Critics’ Picks

João Leonaordo, Calendário I (Calendar I) (detail), 1996–2006.

João Leonaordo, Calendário I (Calendar I) (detail), 1996–2006.


João Leonardo and Francisco Vidal

Galeria 111 | Lisbon
Rua Dr. João Soares, 5B
September 16–October 28, 2006

João Leonardo and Francisco Vidal’s coincident solo debuts in this gallery are, in terms of subject matter and form, distinct: Mining post-Minimalist serial strategies, Leonardo examines the poetics of time in a Conceptual manner; inspired by street visual culture—graffiti imagery, fanzine-style comics—Vidal has developed a powerful, visually engaging style. However, both use personal experience as source material. Leonardo explores his vices and virtues as the star of his performance-based videos, and Vidal reflects upon daily life in his monumental wall paintings.

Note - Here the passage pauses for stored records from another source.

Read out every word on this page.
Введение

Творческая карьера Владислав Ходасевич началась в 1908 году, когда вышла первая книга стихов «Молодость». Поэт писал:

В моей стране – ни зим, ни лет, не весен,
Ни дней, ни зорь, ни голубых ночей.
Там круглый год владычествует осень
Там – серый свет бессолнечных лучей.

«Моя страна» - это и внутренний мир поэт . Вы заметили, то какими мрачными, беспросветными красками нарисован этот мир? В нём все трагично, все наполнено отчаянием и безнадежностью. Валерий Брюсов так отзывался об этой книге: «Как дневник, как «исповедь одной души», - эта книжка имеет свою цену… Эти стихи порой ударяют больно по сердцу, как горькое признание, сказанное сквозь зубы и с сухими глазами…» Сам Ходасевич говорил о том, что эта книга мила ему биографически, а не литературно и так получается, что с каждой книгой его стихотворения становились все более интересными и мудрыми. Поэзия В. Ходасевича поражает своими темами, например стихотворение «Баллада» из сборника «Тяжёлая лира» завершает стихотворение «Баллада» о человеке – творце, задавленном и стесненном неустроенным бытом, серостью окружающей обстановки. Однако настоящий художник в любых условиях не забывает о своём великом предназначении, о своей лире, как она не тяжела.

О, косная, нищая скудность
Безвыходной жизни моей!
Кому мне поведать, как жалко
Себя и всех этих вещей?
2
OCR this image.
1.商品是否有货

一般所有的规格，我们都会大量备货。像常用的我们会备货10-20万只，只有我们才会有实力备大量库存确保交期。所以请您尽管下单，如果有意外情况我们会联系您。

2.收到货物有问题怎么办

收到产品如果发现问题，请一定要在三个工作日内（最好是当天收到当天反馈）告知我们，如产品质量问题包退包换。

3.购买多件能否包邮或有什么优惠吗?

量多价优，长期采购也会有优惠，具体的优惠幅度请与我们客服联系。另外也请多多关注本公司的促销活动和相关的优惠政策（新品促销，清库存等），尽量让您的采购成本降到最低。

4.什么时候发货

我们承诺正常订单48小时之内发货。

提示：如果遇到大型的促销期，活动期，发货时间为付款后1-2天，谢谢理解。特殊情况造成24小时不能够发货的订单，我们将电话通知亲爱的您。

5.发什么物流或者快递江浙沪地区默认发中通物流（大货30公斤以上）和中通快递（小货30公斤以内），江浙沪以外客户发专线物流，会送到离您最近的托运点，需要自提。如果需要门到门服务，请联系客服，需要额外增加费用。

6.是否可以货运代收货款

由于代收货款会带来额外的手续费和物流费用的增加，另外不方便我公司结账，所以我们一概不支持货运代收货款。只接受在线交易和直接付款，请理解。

Three works anchor Leonardo’s show: a video in which the artist is seen smoking and finishing crossword puzzles, and a sculpture and a painting that likewise document these activities, albeit idiosyncratically. Calendário I (Calendar I), 1996–2006, incorporates 3,600 identical cigarette packs and is divided into ten segments, each corresponding to a year; Calendário II (Calendar II), 2003–2006, contains 1,008 completed crosswords; both relate to Lista de Verbos (List of Verbs), 2006, a chart consisting of a list of all the verbs—around 12,500—existing in the Portuguese language, handwritten by the artist during one thirty-nine-hour stretch.

Vidal’s show combines a series of large-scale paintings and drawings with a group of graphic diaries, both of which share an unfinished technique, figurative motifs, and bright color. Explicitly revealing the artist’s intimate thoughts, the works operate on a political level as public speech, presenting a singular vision of the world. Mixing intellectual references, O Retrato de Zadie Smith lendo On Beauty (The Portrait of Zadie Smith Reading On Beauty), 2006, best demonstrates the artist’s ability: a rough depiction of this emerging British writer, born to a Jamaican mother, whose novels express the sense of displacement, rooted in ethnicity, that marks contemporary existence.

Vidal’s cacophony of pictures contrasts with the pristine language underlying Leonardo’s approach, yet both artists examine conceptions of self as a basis for artistic practice with sophistication.